The study of professional practice is but one of many foci within Organisational inquiry. A discourse devoted to professional practice, currently typified by ideological critique along with interpretations of professionalism (Evetts, 2014), emerged in the early 20th century and evolved through different writing phases. The discourse predominantly identified literature informing professional practice investigation.

A feature of the professional practice discourse is its reference to "turns" or shifts in the ways in which professional practice inquiry is undertaken. In the 1980s, the "reflective turn" discussed the different tools and processes available for professionals to reflect on their practice. Later, in the early 2000s, the "practice turn" explored the common trend of person-centred practice investigation. Discussion around art-based tools to raise consciousness about professional practices, sometimes referred to as aesthetic approaches, has emerged as a new agenda in contemporary professional practice investigation and can be recognised as an "aesthetic turn".

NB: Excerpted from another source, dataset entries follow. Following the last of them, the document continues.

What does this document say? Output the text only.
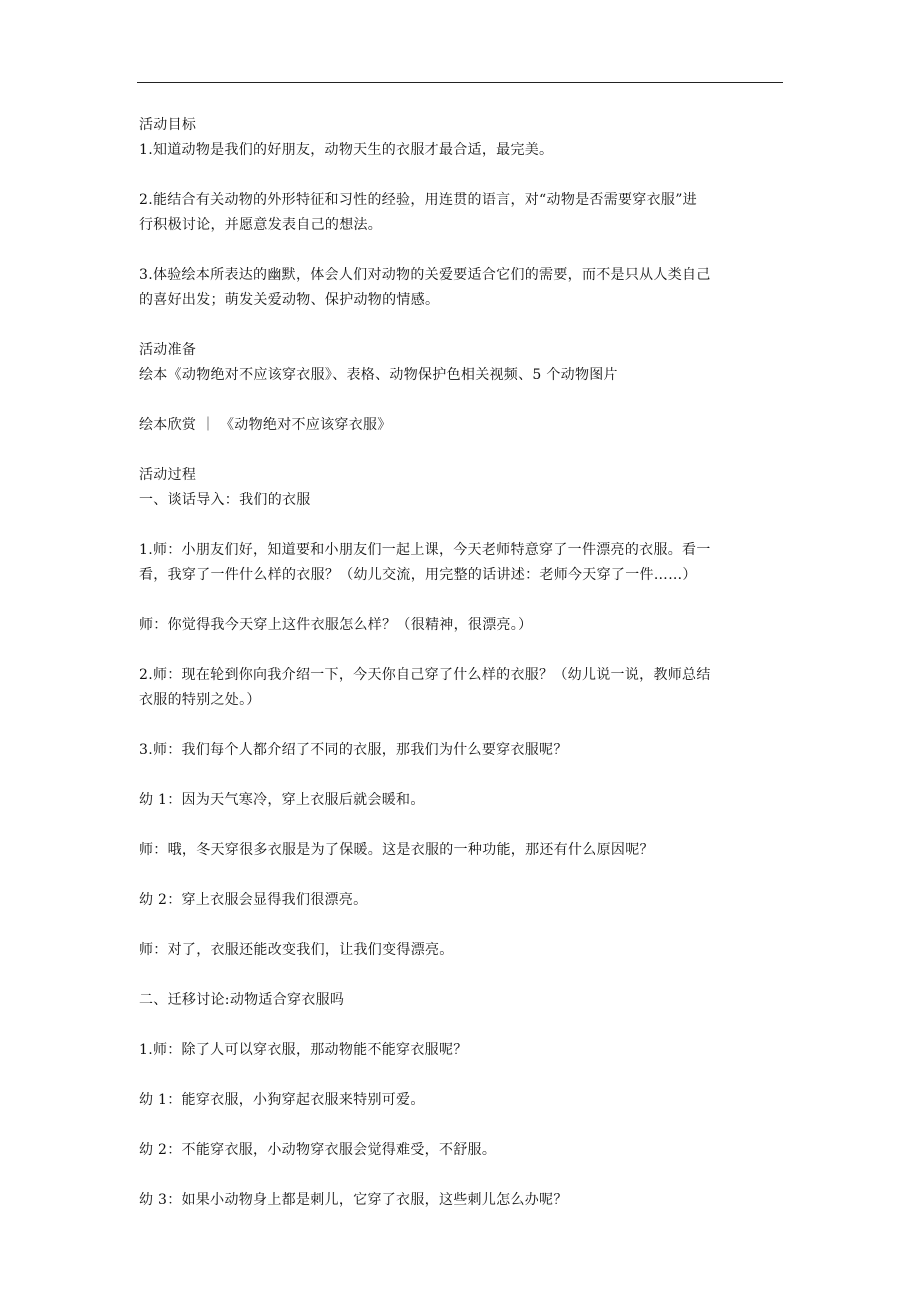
活动目标
1.知道动物是我们的好朋友，动物天生的衣服才最合适，最完美。
2.能结合有关动物的外形特征和习性的经验，用连贯的语言，对“动物是否需要穿衣服”进
行积极讨论，并愿意发表自己的想法。
3.体验绘本所表达的幽默，体会人们对动物的关爱要适合它们的需要，而不是只从人类自己
的喜好出发；萌发关爱动物、保护动物的情感。
活动准备
绘本《动物绝对不应该穿衣服》、表格、动物保护色相关视频、5 个动物图片
绘本欣赏 ｜ 《动物绝对不应该穿衣服》
活动过程
一、谈话导入：我们的衣服
1.师：小朋友们好，知道要和小朋友们一起上课，今天老师特意穿了一件漂亮的衣服。看一
看，我穿了一件什么样的衣服？（幼儿交流，用完整的话讲述：老师今天穿了一件……）
师：你觉得我今天穿上这件衣服怎么样？（很精神，很漂亮。）
2.师：现在轮到你向我介绍一下，今天你自己穿了什么样的衣服？（幼儿说一说，教师总结
衣服的特别之处。）
3.师：我们每个人都介绍了不同的衣服，那我们为什么要穿衣服呢？
幼 1：因为天气寒冷，穿上衣服后就会暖和。
师：哦，冬天穿很多衣服是为了保暖。这是衣服的一种功能，那还有什么原因呢？
幼 2：穿上衣服会显得我们很漂亮。
师：对了，衣服还能改变我们，让我们变得漂亮。
二、迁移讨论:动物适合穿衣服吗
1.师：除了人可以穿衣服，那动物能不能穿衣服呢？
幼 1：能穿衣服，小狗穿起衣服来特别可爱。
幼 2：不能穿衣服，小动物穿衣服会觉得难受，不舒服。
幼 3：如果小动物身上都是刺儿，它穿了衣服，这些刺儿怎么办呢？
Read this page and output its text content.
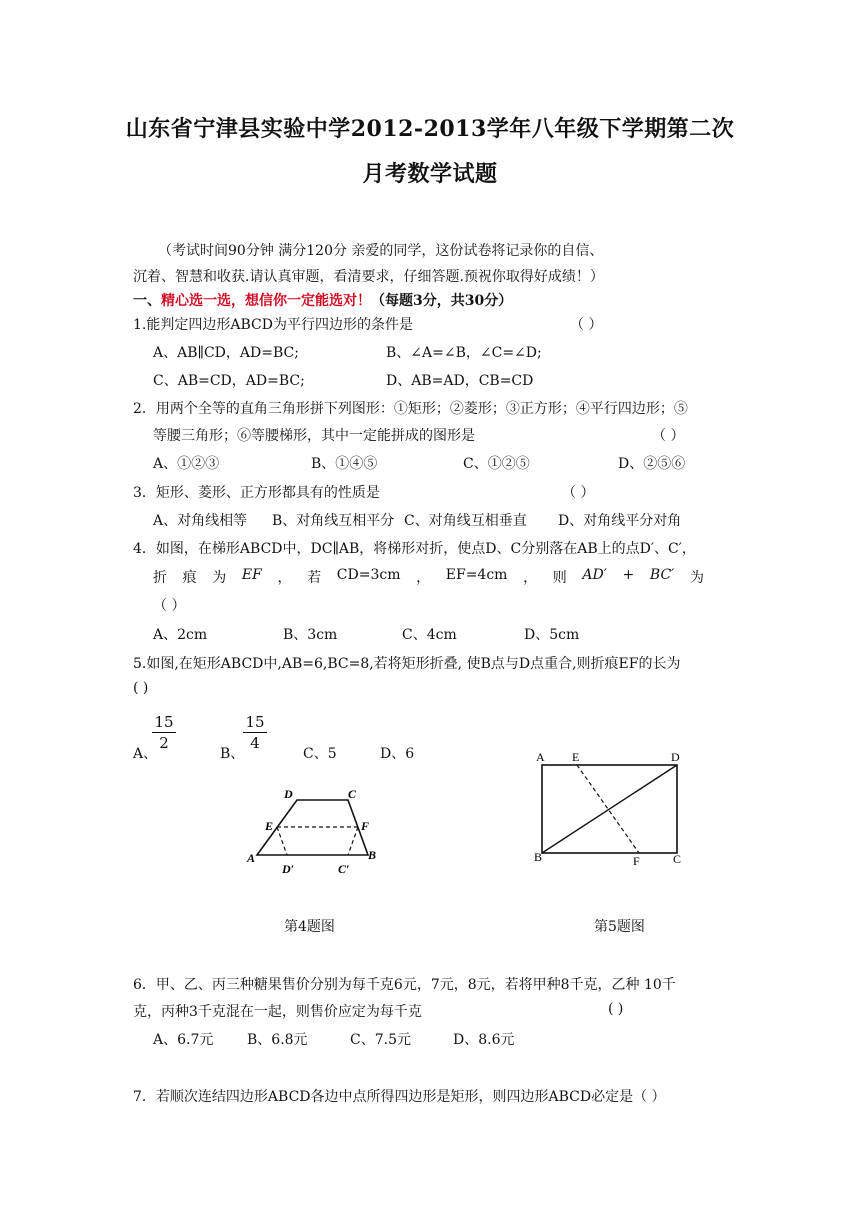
山东省宁津县实验中学2012-2013学年八年级下学期第二次
月考数学试题
（考试时间90分钟 满分120分 亲爱的同学，这份试卷将记录你的自信、
沉着、智慧和收获.请认真审题，看清要求，仔细答题.预祝你取得好成绩！）
一、精心选一选，想信你一定能选对！（每题3分，共30分）
1.能判定四边形ABCD为平行四边形的条件是	（ ）
A、AB∥CD，AD=BC;	B、∠A=∠B，∠C=∠D;
C、AB=CD，AD=BC;	D、AB=AD，CB=CD
2．用两个全等的直角三角形拼下列图形：①矩形；②菱形；③正方形；④平行四边形；⑤
等腰三角形；⑥等腰梯形，其中一定能拼成的图形是	（ ）
A、①②③	B、①④⑤	C、①②⑤	D、②⑤⑥
3．矩形、菱形、正方形都具有的性质是	（ ）
A、对角线相等 B、对角线互相平分 C、对角线互相垂直 D、对角线平分对角
4．如图，在梯形ABCD中，DC∥AB，将梯形对折，使点D、C分别落在AB上的点D′、C′，
折 痕 为 EF ， 若 CD=3cm ， EF=4cm ， 则 AD′ + BC′ 为
（ ）
A、2cm	B、3cm	C、4cm	D、5cm
5.如图,在矩形ABCD中,AB=6,BC=8,若将矩形折叠, 使B点与D点重合,则折痕EF的长为
( )
A、
15
2
B、
15
4
C、5	D、6
D	C
E	F
A	B
D′	C′
第4题图
A E	D
B	F	C
第5题图
6．甲、乙、丙三种糖果售价分别为每千克6元，7元，8元，若将甲种8千克，乙种 10千
克，丙种3千克混在一起，则售价应定为每千克	( )
A、6.7元 B、6.8元	C、7.5元	D、8.6元
7．若顺次连结四边形ABCD各边中点所得四边形是矩形，则四边形ABCD必定是（ ）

This paper affirms emergence of an aesthetic turn in organisational inquiry and posits inclusion of "Provenance", an aesthetic tool, as a window into investigating and understanding professional practices. Provenance is traditionally associated with artefacts, illuminating the history of a given artefact. Applied to professional practice, Provenance identifies key events which have informed the development of a practice and thus provides insights into the contemporary outplaying of a practice.

The paper begins with an illumination of the study of professional practice and focusses on one feature of the history in its references to "turns". The paper then introduces a notion of Provenance using examples from Literature and Sculpture. Finally the paper posits worth of Provenance in Organisational Inquiry and draws attention to the examples in the earlier illumination of professional practice as examples of Provenance in Organizational Inquiry.